How we cite our quotes: Citations follow this format: (Chapter.Paragraph)
Quote #22
"My purpose was to stroll into the shade for a moment; but no sooner within than it seemed to me I had stepped into the gloomy circle of some Inferno." (1.38)
Ahhhh—time to stretch out in the shade and enjoy a refreshing beverage. Well … not quite. It turns out that the cooling shade is pretty hellish—especially for the dying slaves.
Quote #23
"Black shapes crouched, lay, sat between the trees, leaning against the trunks, clinging to the earth, half coming out, half effaced within the dim light, in all the attitudes of pain, abandonment, and despair." (1.39)
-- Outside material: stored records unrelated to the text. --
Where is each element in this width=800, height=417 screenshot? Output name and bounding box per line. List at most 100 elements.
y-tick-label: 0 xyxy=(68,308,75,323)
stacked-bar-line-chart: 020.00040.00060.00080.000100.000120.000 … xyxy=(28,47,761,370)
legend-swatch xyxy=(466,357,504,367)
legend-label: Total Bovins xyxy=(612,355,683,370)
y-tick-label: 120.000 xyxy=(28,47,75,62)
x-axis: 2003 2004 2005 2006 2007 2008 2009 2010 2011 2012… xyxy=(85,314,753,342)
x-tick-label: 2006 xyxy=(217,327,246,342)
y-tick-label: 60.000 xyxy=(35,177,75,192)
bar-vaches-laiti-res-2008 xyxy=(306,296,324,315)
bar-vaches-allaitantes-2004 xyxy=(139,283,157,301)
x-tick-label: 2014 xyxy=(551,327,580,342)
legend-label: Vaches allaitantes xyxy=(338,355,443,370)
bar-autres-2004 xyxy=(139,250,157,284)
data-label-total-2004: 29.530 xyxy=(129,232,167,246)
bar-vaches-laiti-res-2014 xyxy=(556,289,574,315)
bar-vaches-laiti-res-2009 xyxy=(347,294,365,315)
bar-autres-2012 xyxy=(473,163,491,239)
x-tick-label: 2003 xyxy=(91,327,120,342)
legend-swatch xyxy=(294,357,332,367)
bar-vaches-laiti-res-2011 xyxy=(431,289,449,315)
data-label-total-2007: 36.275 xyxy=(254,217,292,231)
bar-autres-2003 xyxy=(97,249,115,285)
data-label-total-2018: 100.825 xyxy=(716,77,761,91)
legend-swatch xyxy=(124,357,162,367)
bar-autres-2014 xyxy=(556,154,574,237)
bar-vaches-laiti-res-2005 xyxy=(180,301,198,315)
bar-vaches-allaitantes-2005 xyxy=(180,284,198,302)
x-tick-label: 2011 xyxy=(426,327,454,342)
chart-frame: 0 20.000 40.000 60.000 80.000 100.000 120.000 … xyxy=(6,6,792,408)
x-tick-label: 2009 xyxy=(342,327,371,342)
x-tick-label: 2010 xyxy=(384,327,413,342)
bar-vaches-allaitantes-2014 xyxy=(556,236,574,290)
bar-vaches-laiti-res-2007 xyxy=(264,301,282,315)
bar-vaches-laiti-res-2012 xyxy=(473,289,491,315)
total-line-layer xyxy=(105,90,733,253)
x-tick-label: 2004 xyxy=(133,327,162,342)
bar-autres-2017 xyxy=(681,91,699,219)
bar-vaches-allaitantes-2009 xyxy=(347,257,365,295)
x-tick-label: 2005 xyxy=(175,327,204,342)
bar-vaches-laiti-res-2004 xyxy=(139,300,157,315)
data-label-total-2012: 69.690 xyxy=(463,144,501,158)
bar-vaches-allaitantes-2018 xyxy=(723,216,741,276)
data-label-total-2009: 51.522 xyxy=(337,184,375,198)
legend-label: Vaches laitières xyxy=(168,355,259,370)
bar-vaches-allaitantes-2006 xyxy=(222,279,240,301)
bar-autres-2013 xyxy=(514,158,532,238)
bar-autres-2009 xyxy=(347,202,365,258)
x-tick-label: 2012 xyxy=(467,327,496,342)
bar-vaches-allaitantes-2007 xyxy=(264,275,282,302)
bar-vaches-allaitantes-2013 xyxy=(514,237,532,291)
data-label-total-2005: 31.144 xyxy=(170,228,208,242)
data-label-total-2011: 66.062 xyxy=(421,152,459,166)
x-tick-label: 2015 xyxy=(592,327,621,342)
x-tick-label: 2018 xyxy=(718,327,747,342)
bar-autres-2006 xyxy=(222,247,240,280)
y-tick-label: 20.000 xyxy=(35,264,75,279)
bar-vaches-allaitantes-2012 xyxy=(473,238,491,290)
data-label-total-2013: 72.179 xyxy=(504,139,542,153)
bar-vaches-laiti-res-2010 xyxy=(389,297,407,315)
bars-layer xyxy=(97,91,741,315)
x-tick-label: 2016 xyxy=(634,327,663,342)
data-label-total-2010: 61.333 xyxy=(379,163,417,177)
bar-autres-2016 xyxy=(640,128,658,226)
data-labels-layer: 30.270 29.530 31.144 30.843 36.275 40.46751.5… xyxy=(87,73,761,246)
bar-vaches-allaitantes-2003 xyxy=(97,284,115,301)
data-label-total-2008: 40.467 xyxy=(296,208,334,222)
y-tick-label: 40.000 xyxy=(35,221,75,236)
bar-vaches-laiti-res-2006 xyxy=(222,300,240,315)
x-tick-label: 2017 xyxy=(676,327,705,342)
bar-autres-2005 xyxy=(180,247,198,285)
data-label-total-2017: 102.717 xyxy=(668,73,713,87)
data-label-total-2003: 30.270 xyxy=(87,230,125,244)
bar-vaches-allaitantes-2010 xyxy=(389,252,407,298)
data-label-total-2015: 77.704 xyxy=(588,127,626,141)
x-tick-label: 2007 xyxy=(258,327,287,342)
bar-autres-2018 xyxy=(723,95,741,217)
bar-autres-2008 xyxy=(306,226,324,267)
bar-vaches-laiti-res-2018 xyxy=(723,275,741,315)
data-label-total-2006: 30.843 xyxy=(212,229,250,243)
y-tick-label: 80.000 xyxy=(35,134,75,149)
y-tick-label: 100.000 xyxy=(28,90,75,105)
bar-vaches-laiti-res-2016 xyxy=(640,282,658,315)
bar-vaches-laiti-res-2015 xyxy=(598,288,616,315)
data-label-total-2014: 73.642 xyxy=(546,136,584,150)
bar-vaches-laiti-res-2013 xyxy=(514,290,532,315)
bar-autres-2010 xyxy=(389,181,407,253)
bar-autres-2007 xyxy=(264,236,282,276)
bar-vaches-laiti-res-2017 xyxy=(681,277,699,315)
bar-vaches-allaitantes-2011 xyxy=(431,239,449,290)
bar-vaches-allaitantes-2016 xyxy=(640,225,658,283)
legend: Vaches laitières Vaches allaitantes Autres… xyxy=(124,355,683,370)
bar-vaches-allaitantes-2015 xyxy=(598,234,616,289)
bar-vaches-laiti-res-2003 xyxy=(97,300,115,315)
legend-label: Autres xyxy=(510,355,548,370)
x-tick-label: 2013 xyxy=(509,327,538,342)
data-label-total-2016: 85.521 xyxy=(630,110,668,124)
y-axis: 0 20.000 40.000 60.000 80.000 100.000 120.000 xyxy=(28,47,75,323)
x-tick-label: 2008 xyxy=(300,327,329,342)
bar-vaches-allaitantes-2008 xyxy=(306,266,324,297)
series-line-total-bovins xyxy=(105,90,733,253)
Notice how the light half-illuminates and half-hides the dying slaves? Yeah, we did too.
Quote #24
"They [the slaves] were dying slowly—it was very clear. They were not enemies, they were not criminals, they were nothing earthly now, - nothing but black shadows of disease and starvation, lying confusedly in the greenish gloom. Brought from all the recesses of the coast in all the legality of time contracts, lost in uncongenial surroundings, fed on unfamiliar food, they sickened, became inefficient, and were then allowed to crawl away and rest. These moribund shapes were free as air—and nearly as thin. I began to distinguish the gleam of eyes under the trees. Then, glancing down, I saw a face near my hand. The black bones reclined at full length with one shoulder against the tree, and slowly the eyelids rose and the sunken eyes looked up at me, enormous and vacant, a kind of blind, white flicker in the depths of the orbs, which died out slowly." (1.40)
The white colonists snatch Africans from their homes, take them to alien places, feed them unfamiliar food, and then work them to death. Nice. Here, white doesn't represent purity or truth, but the last gasp of miserable life before succumbing to death.